Postinkrementoperator bei If-Anweisung



  • Jo, if (!a++) ist ein ausreichender Grund für ein paar ordentliche Watschen.



  • X.DarkForce.X schrieb:

    Ups! Mir ist grade eingefallen, ich könnt das mit dem SizeOf-Operator lösen

    int a = 0;
    if( !sizeof(a) )
    	b = ++a;
    

    wäre mein Vorschlag.



  • EOP schrieb:

    X.DarkForce.X schrieb:

    Ups! Mir ist grade eingefallen, ich könnt das mit dem SizeOf-Operator lösen

    int a = 0;
    if( !sizeof(a) )
    	b = ++a;
    

    wäre mein Vorschlag.

    Wie kommt man denn von sizeof() auf a++?
    Ernstgemeinte Frage.....



  • Nun, zu seiner Verteidigung sei gesagt dass einfach ausprobieren ist solchen Fällen ja unter Umständen gar nichtmal so einfach ist da es bei komplizierteren Ausdrücken gerne auch mal implementation-defined wird sodass einfaches ausprobieren einen nicht weiterbringt oder sogar total fehlgeleitete Schlüsse ziehen lässt 😉



  • Von Ausprobieren auf Allgemeingültigkeit zu schließen, ist gefährlich - ganz besonders, wenn es um Sequenzpunkte geht.

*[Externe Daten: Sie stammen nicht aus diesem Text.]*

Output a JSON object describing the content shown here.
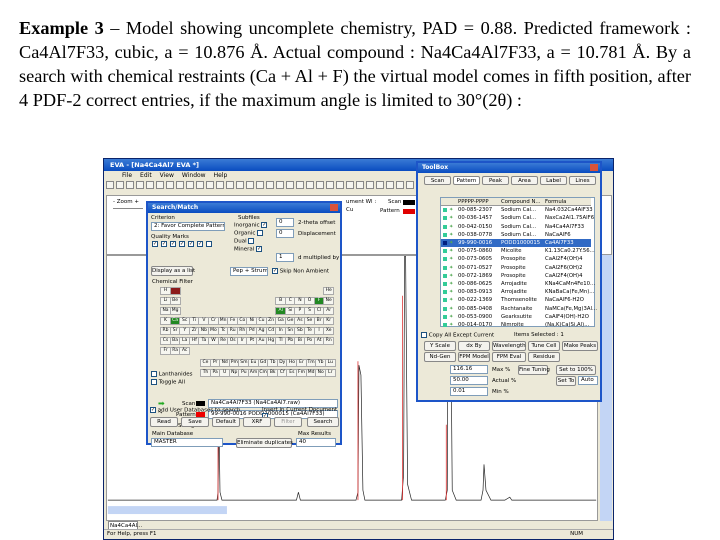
{
  "paragraph": {
    "label": "Example 3",
    "text": "– Model showing uncomplete chemistry, PAD = 0.88. Predicted framework : Ca4Al7F33, cubic, a = 10.876 Å. Actual compound : Na4Ca4Al7F33, a = 10.781 Å. By a search with chemical restraints (Ca + Al + F) the virtual model comes in fifth position, after 4 PDF-2 correct entries, if the maximum angle is limited to 30°(2θ) :"
  },
  "eva": {
    "title": "EVA - [Na4Ca4Al7 EVA *]",
    "menu": [
      "File",
      "Edit",
      "View",
      "Window",
      "Help"
    ],
    "zoom_label": "- Zoom +",
    "legend": {
      "scan": "Scan",
      "pattern": "Pattern",
      "scan_color": "#000000",
      "pattern_color": "#e00000"
    },
    "info": [
      "ument Wl :",
      "Cu"
    ],
    "tab": "Na4Ca4Al...",
    "status": "For Help, press F1",
    "num": "NUM"
  },
  "search": {
    "title": "Search/Match",
    "criterion_label": "Criterion",
    "criterion": "2: Favor Complete Patterns",
    "quality_label": "Quality Marks",
    "subfiles_label": "Subfiles",
    "subfiles": [
      {
        "label": "Inorganic",
        "checked": true
      },
      {
        "label": "Organic",
        "checked": false
      },
      {
        "label": "Dual",
        "checked": false
      },
      {
        "label": "Mineral",
        "checked": true
      }
    ],
    "two_theta_offset": "0",
    "two_theta_label": "2-theta offset",
    "displacement": "0",
    "displacement_label": "Displacement",
    "multiplied": "1",
    "multiplied_label": "d multiplied by",
    "display_list": "Display as a list",
    "peak_mode": "Pep + Strum",
    "skip_label": "Skip Non Ambient",
    "chem_filter": "Chemical Filter",
    "elements": [
      [
        "H",
        "",
        "",
        "",
        "",
        "",
        "",
        "",
        "",
        "",
        "",
        "",
        "",
        "",
        "",
        "",
        "",
        "He"
      ],
      [
        "Li",
        "Be",
        "",
        "",
        "",
        "",
        "",
        "",
        "",
        "",
        "",
        "",
        "B",
        "C",
        "N",
        "O",
        "F",
        "Ne"
      ],
      [
        "Na",
        "Mg",
        "",
        "",
        "",
        "",
        "",
        "",
        "",
        "",
        "",
        "",
        "Al",
        "Si",
        "P",
        "S",
        "Cl",
        "Ar"
      ],
      [
        "K",
        "Ca",
        "Sc",
        "Ti",
        "V",
        "Cr",
        "Mn",
        "Fe",
        "Co",
        "Ni",
        "Cu",
        "Zn",
        "Ga",
        "Ge",
        "As",
        "Se",
        "Br",
        "Kr"
      ],
      [
        "Rb",
        "Sr",
        "Y",
        "Zr",
        "Nb",
        "Mo",
        "Tc",
        "Ru",
        "Rh",
        "Pd",
        "Ag",
        "Cd",
        "In",
        "Sn",
        "Sb",
        "Te",
        "I",
        "Xe"
      ],
      [
        "Cs",
        "Ba",
        "La",
        "Hf",
        "Ta",
        "W",
        "Re",
        "Os",
        "Ir",
        "Pt",
        "Au",
        "Hg",
        "Tl",
        "Pb",
        "Bi",
        "Po",
        "At",
        "Rn"
      ],
      [
        "Fr",
        "Ra",
        "Ac"
      ]
    ],
    "lanthanides": [
      "Ce",
      "Pr",
      "Nd",
      "Pm",
      "Sm",
      "Eu",
      "Gd",
      "Tb",
      "Dy",
      "Ho",
      "Er",
      "Tm",
      "Yb",
      "Lu"
    ],
    "actinides": [
      "Th",
      "Pa",
      "U",
      "Np",
      "Pu",
      "Am",
      "Cm",
      "Bk",
      "Cf",
      "Es",
      "Fm",
      "Md",
      "No",
      "Lr"
    ],
    "lanthanides_label": "Lanthanides",
    "toggle_label": "Toggle All",
    "scan_label": "Scan",
    "scan_value": "Na4Ca4Al7F33 (Na4Ca4Al7.raw)",
    "pattern_label": "Pattern",
    "pattern_value": "99-990-0016 PODD1000015 (Ca4Al7F33)",
    "string_label": "String",
    "main_db_label": "Main Database",
    "main_db": "MASTER",
    "eliminate": "Eliminate duplicates",
    "max_results_label": "Max Results",
    "max_results": "40",
    "add_user_db": "add User Databases to search",
    "insert_doc": "Insert in Current Document",
    "buttons": [
      "Read",
      "Save",
      "Default",
      "XRF",
      "Filter",
      "Search"
    ]
  },
  "toolbox": {
    "title": "ToolBox",
    "tabs": [
      "Scan",
      "Pattern",
      "Peak",
      "Area",
      "Label",
      "Lines"
    ],
    "columns": [
      "PPPPP-PPPP",
      "Compound N...",
      "Formula"
    ],
    "rows": [
      [
        "00-085-2307",
        "Sodium Cal...",
        "Na4.032Ca4AlF33"
      ],
      [
        "00-036-1457",
        "Sodium Cal...",
        "NaxCa2Al1.75AlF6"
      ],
      [
        "00-042-0150",
        "Sodium Cal...",
        "Na4Ca4Al7F33"
      ],
      [
        "00-038-0778",
        "Sodium Cal...",
        "NaCaAlF6"
      ],
      [
        "99-990-0016",
        "PODD1000015",
        "Ca4Al7F33"
      ],
      [
        "00-075-0860",
        "Micolite",
        "K1.13Ca0.27Y.56..."
      ],
      [
        "00-073-0605",
        "Prosopite",
        "CaAl2F4(OH)4"
      ],
      [
        "00-071-0527",
        "Prosopite",
        "CaAl2F6(OH)2"
      ],
      [
        "00-072-1869",
        "Prosopite",
        "CaAl2F4(OH)4"
      ],
      [
        "00-086-0625",
        "Arrojadite",
        "KNa4CaMn4Fe10..."
      ],
      [
        "00-083-0913",
        "Arrojadite",
        "KNaBaCa(Fe,Mn)..."
      ],
      [
        "00-022-1369",
        "Thomsenolite",
        "NaCaAlF6·H2O"
      ],
      [
        "00-085-0408",
        "Rschtanaite",
        "NaMCa(Fe,Mg)3Al..."
      ],
      [
        "00-053-0900",
        "Gearksutite",
        "CaAlF4(OH)·H2O"
      ],
      [
        "00-014-0170",
        "Nimroite",
        "(Na,K)Ca(Si,Al)..."
      ]
    ],
    "selected_index": 4,
    "copy_label": "Copy All Except Current",
    "items_selected": "Items Selected : 1",
    "buttons1": [
      "Y Scale",
      "dx By",
      "Wavelength",
      "Tune Cell",
      "Make Peaks"
    ],
    "buttons2": [
      "Nd-Gen",
      "FPM Model",
      "FPM Eval",
      "Residue"
    ],
    "max_val": "116.16",
    "max_label": "Max %",
    "actual_val": "50.00",
    "actual_label": "Actual %",
    "min_val": "0.01",
    "min_label": "Min %",
    "fine_tuning": "Fine Tuning",
    "set_100": "Set to 100%",
    "set_to": "Set To",
    "auto": "Auto"
  }
}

Jürgen Wolf hat auf diese Weise ganze Bücher voller Blödsinn produziert.

    Sequenzpunkte bestimmen die Reihenfolge, in der Programmteile ausgeführt werden. Einfachstes Beispiel:

    foo();
    /* Sequenzpunkt */
    bar();
    

    ...so dass foo() vor bar() ausgeführt wird. Gibt es zwischen zwei Ausdrücken keinen Sequenzpunkt, so ist nicht definiert, in welcher Reihenfolge sie ausgeführt werden und wann ihre Nebeneffekte eintreten. Das ist wichtig - beispielsweise ist bei einem Funktionsaufruf nicht definiert, in welcher Reihenfolge die Parameter ausgewertet werden, und hätte ich

    foo() + bar();
    /* Sequenzpunkt */
    

    geschrieben, wäre zwischen foo() und bar() kein Sequenzpunkt, sondern erst danach - ob zuerst foo() oder bar() ausgeführt wird, ist nicht definiert.

    Ganz wild ist es mit ++ und -- - im obrigen Beispiel gibt es innerhalb von foo und bar Sequenzpunkte, so dass bei Auswertung des + zumindest klar ist, dass Nebeneffekte von foo() und bar() eingetreten sind, aber schreibst du

    int a = 0;
    int b = a++ + a++;
    

    dann darf der Compiler daraus durchaus auch b == 0 machen. Es gibt keinen Sequenzpunkt im Ausdruck a++ + a++, also können die Nebeneffekte der a++-Ausdrücke, wenn es der Compiler so will, erst eintreten, nachdem der +-Operator bereits ausgewertet wurde.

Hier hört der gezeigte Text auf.